When the world hunts what it fears, love must rise from the depths.
Nearly a decade after its Oscar-winning predecessor, The Shape of Water (2025) returns with a hauntingly beautiful continuation of Guillermo del Toro’s modern fairytale. This sequel isn't just a love story—it's a reckoning with what it means to protect the things we don’t understand, and to embrace love in its most alien, vulnerable form.
Set in the late 1970s, Elisa Esposito has quietly built a life with the amphibian man, hidden away from a world that still fears what it cannot classify. But peace is short-lived when global powers begin hunting for mythical creatures, desperate to control their genetics in the Cold War era.
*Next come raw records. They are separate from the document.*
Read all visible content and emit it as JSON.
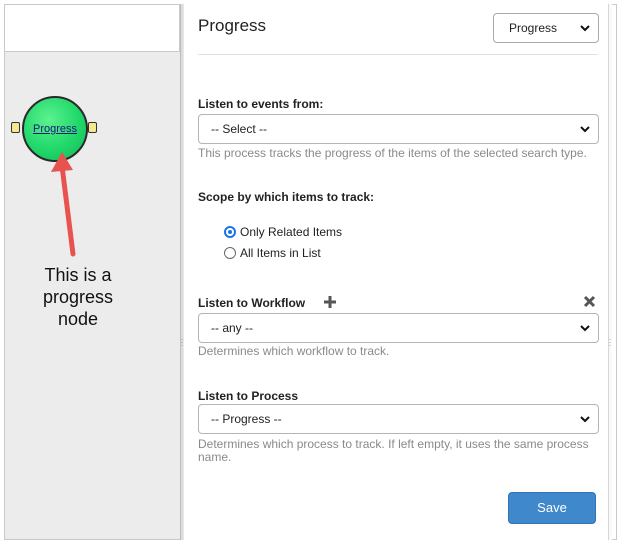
{
  "canvas": {
    "node": {
      "label": "Progress",
      "color": "#20d86a"
    },
    "annotation": {
      "lines": [
        "This is a",
        "progress",
        "node"
      ]
    }
  },
  "panel": {
    "title": "Progress",
    "type_select": {
      "value": "Progress"
    },
    "events": {
      "label": "Listen to events from:",
      "value": "-- Select --",
      "help": "This process tracks the progress of the items of the selected search type."
    },
    "scope": {
      "label": "Scope by which items to track:",
      "options": [
        {
          "label": "Only Related Items",
          "checked": true
        },
        {
          "label": "All Items in List",
          "checked": false
        }
      ]
    },
    "workflow": {
      "label": "Listen to Workflow",
      "value": "-- any --",
      "help": "Determines which workflow to track."
    },
    "process": {
      "label": "Listen to Process",
      "value": "-- Progress --",
      "help": "Determines which process to track. If left empty, it uses the same process name."
    },
    "save_label": "Save",
    "accent": "#3f88cc"
  }
}
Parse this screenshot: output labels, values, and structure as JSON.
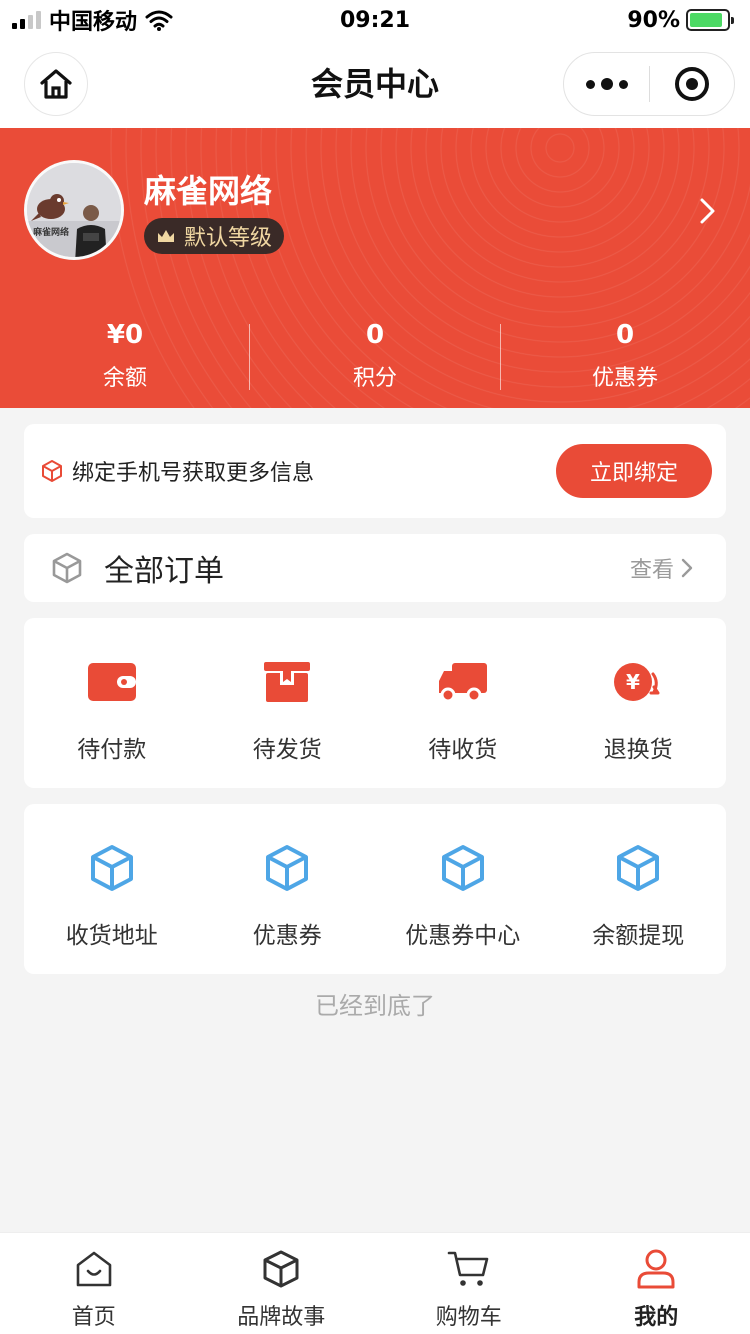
{
  "status_bar": {
    "carrier": "中国移动",
    "time": "09:21",
    "battery": "90%",
    "battery_level": 0.9
  },
  "nav": {
    "title": "会员中心"
  },
  "profile": {
    "name": "麻雀网络",
    "level": "默认等级",
    "avatar_text": "麻雀网络"
  },
  "stats": [
    {
      "value": "¥0",
      "label": "余额"
    },
    {
      "value": "0",
      "label": "积分"
    },
    {
      "value": "0",
      "label": "优惠券"
    }
  ],
  "bind": {
    "text": "绑定手机号获取更多信息",
    "button": "立即绑定"
  },
  "orders": {
    "title": "全部订单",
    "view": "查看"
  },
  "order_status": [
    {
      "label": "待付款",
      "icon": "wallet-icon"
    },
    {
      "label": "待发货",
      "icon": "box-icon"
    },
    {
      "label": "待收货",
      "icon": "truck-icon"
    },
    {
      "label": "退换货",
      "icon": "refund-icon"
    }
  ],
  "services": [
    {
      "label": "收货地址",
      "icon": "cube-icon"
    },
    {
      "label": "优惠券",
      "icon": "cube-icon"
    },
    {
      "label": "优惠券中心",
      "icon": "cube-icon"
    },
    {
      "label": "余额提现",
      "icon": "cube-icon"
    }
  ],
  "footer_text": "已经到底了",
  "tabs": [
    {
      "label": "首页",
      "icon": "home-icon"
    },
    {
      "label": "品牌故事",
      "icon": "cube-icon"
    },
    {
      "label": "购物车",
      "icon": "cart-icon"
    },
    {
      "label": "我的",
      "icon": "user-icon",
      "active": true
    }
  ],
  "colors": {
    "primary": "#EA4C38",
    "accent_blue": "#4EA6E6",
    "badge_bg": "#3A2A27",
    "badge_text": "#F0D7A2"
  }
}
As borders close in and oceans turn hostile, Elisa is forced to choose: continue hiding, or rise and fight for the one being who once gave her a voice.
With Sally Hawkins reprising her role and Doug Jones returning under layers of extraordinary prosthetics, the film deepens its mythos—introducing an ancient underwater civilization tied to the Amphibian Man’s origins. Visually poetic and emotionally raw, the sequel blends Cold War espionage, romance, and ecological allegory into a cinematic experience both tender and terrifying.
Directed once again by Guillermo del Toro, The Shape of Water (2025) invites audiences to remember: love doesn’t belong to one species, and the greatest monsters are often human.